I have noticed a fairly anecdotal negative correlation between the effectiveness of the interactions between a product manager and the engineering team and the frequency with which either party uses the phrase “gathering requirements”.
As I am generally curious about how language determines our understanding of the process of software development, I would like to explore a bit deeper what makes this mental model less productive than others.
I think my unease with this phrasing is really going back to what it implies about the role of the product manager and the nature of the interaction. When someone, engineer or PM, understands their task as “gathering requirements”, what I hear is an attempt to dispose of the responsibility to deeply analyze and understand the problem to be solved and to formulate a coherent strategy.
Gathering requirements expresses the idea that the information about what needs to be done is out there. It is contained in various people’s heads. All that needs to happen is to go out and harvest this information.
Following this line of thinking leads to design by committee and away from a coherent product vision, rooted in a deep understanding of the problem space.
While defining the concept of a “coherent product vision” is a challenging task, indeed, it is easy to illustrate its opposite: Collecting requirements from a group of “project stakeholders” all too often leads to a bucket list of desirable features without an apparent connection, often informed mainly by the most pressing issues that the stakeholders were facing at the time of the conversation.
This bucket list then pins down areas in solution space, skipping the essential step of anchoring their relevance in problem space. However, any coherent product strategy must be informed by a deep understanding of the problem space in question.
Better Questions to Ask
Of course, interviewing relevant parties is an important activity. This most importantly includes the future users of the system (sometimes overlooked). The problem with “gathering requirements” is not the wish to reach out but the mindset it implies. The risk is, that the product manager or the engineer in question will start the discussion with the wish to be told what they need to do.
I would argue that a better way to start the conversation is to ask “please explain your understanding of the problem”. Let them show you how they solve their problem today. If they make a concrete proposal, keep in mind that their wishes might be biased by today’s framing of the problem. Dig deeper and ask “why?”.
The goal is to understand the root of the problem. We do not want to walk out of the meeting with the requirement “need to show average monthly spending by category”. The following analysis would be more interesting: “The customer wants to be compliant with ISO-123 as it is an important sales argument. To remain compliant, the certifying body requests a monthly report. In this report, they request amongst others a proof that spending on category A, B, and C were lower than amount X.”
Productive Product Management – Engineering Dynamics
The relationship between Product Management and Engineering is often full of interesting dynamics as the perspective on the project and incentives are quite different. Nevertheless, I can say that I have experienced very constructive interactions between PMs and engineering teams. Strikingly, the more a PM saw their role as decoding the problem domain and serving as a guide to help the engineering team achieve the same level of understanding, the better the chances of such constructive interactions taking place.

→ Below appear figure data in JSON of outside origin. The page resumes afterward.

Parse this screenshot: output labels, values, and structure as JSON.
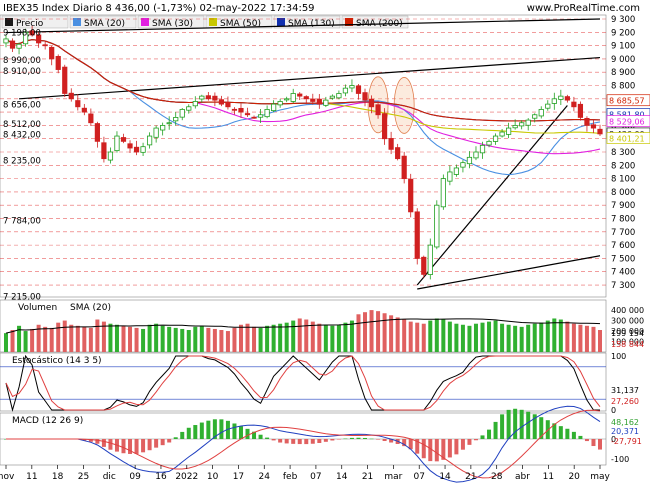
{
  "header": {
    "title": "IBEX35 Index Diario 8 436,00 (-1,73%) 02-may-2022 17:34:59",
    "site": "www.ProRealTime.com"
  },
  "legend": [
    {
      "label": "Precio",
      "color": "#1a1a1a"
    },
    {
      "label": "SMA (20)",
      "color": "#4a90e2"
    },
    {
      "label": "SMA (30)",
      "color": "#e020e0"
    },
    {
      "label": "SMA (50)",
      "color": "#c8c800"
    },
    {
      "label": "SMA (130)",
      "color": "#1030b0"
    },
    {
      "label": "SMA (200)",
      "color": "#d02000"
    }
  ],
  "chart_data": [
    {
      "type": "candlestick",
      "title": "IBEX35 Index Diario",
      "y_ticks": [
        7300,
        7400,
        7500,
        7600,
        7700,
        7800,
        7900,
        8000,
        8100,
        8200,
        8300,
        8400,
        8500,
        8600,
        8700,
        8800,
        8900,
        9000,
        9100,
        9200,
        9300
      ],
      "ylim": [
        7210,
        9330
      ],
      "left_labels": [
        "9 198,00",
        "8 990,00",
        "8 910,00",
        "8 656,00",
        "8 512,00",
        "8 432,00",
        "8 235,00",
        "7 784,00",
        "7 215,00"
      ],
      "right_value_labels": [
        {
          "text": "8 685,57",
          "color": "#d02000"
        },
        {
          "text": "8 581,80",
          "color": "#1030b0"
        },
        {
          "text": "8 529,06",
          "color": "#e020e0"
        },
        {
          "text": "8 436,00",
          "color": "#1a1a1a"
        },
        {
          "text": "8 401,21",
          "color": "#c8c800"
        }
      ],
      "x_ticks": [
        "nov",
        "11",
        "18",
        "25",
        "dic",
        "09",
        "16",
        "2022",
        "10",
        "17",
        "24",
        "feb",
        "07",
        "14",
        "21",
        "mar",
        "07",
        "14",
        "21",
        "28",
        "abr",
        "11",
        "20",
        "may"
      ],
      "closes": [
        9150,
        9080,
        9110,
        9200,
        9180,
        9120,
        9100,
        9000,
        8920,
        8740,
        8700,
        8640,
        8600,
        8520,
        8380,
        8250,
        8300,
        8420,
        8380,
        8330,
        8300,
        8340,
        8420,
        8480,
        8500,
        8520,
        8560,
        8620,
        8640,
        8680,
        8720,
        8700,
        8690,
        8660,
        8640,
        8620,
        8600,
        8580,
        8560,
        8580,
        8620,
        8660,
        8680,
        8700,
        8740,
        8720,
        8700,
        8680,
        8660,
        8690,
        8720,
        8740,
        8780,
        8800,
        8740,
        8690,
        8640,
        8580,
        8400,
        8320,
        8250,
        8100,
        7850,
        7500,
        7380,
        7600,
        7900,
        8100,
        8150,
        8180,
        8220,
        8260,
        8300,
        8350,
        8380,
        8420,
        8450,
        8480,
        8500,
        8520,
        8540,
        8580,
        8620,
        8660,
        8700,
        8720,
        8690,
        8640,
        8560,
        8500,
        8480,
        8436
      ],
      "volume": {
        "title": "Volumen",
        "sma_label": "SMA (20)",
        "ticks": [
          100000,
          200000,
          300000,
          400000
        ],
        "values": [
          180,
          210,
          250,
          200,
          220,
          260,
          240,
          230,
          280,
          300,
          260,
          250,
          240,
          230,
          310,
          290,
          270,
          260,
          250,
          240,
          230,
          220,
          260,
          270,
          250,
          240,
          230,
          220,
          210,
          240,
          250,
          230,
          220,
          210,
          200,
          230,
          260,
          270,
          240,
          230,
          250,
          260,
          270,
          280,
          300,
          320,
          310,
          290,
          270,
          260,
          250,
          260,
          280,
          300,
          360,
          380,
          400,
          390,
          370,
          350,
          330,
          310,
          290,
          280,
          270,
          300,
          320,
          310,
          290,
          270,
          260,
          250,
          270,
          280,
          290,
          300,
          270,
          260,
          250,
          240,
          260,
          270,
          280,
          300,
          320,
          310,
          290,
          270,
          260,
          250,
          240,
          210
        ],
        "sma_value": "199 154",
        "color_value": "158 844"
      },
      "stochastic": {
        "title": "Estocástico (14 3 5)",
        "ticks": [
          0,
          100
        ],
        "values": [
          "31,137",
          "27,260"
        ]
      },
      "macd": {
        "title": "MACD (12 26 9)",
        "ticks": [
          0,
          -100
        ],
        "values": [
          "48,162",
          "20,371",
          "-27,791"
        ]
      }
    }
  ]
}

I think the key is that this understanding of the problem space and the formulation of a coherent vision is the missing piece of the puzzle, the thing that the engineering team is usually unable to do on its own. This is a hard task and it requires specialized knowledge: If our customers are using our tool in drug research, it is essential to be sufficiently knowledgable in this field to develop the required deep understanding of the problem domain.
Having such an individual able to represent the customer embedded in an engineering team is amazing: There are many small decisions that we need to take all the time when building software and having someone available that can quickly provide guidance based on their understanding of the customer’s reality can save costly round-trips.
“Gathering requirements”, on the other hand, is something everyone on the engineering team could do if it weren’t for the disproportionate amount of meeting time this requires. It relegates the role of the PM to the purely administrative job of ordering ToDo items on a backlog.
While administrative work is (unfortunately) part of our jobs, the risk of a PM that is mainly “gathering requirements” is that no one is taking up the important work that your engineering team relies on to avoid building the wrong thing.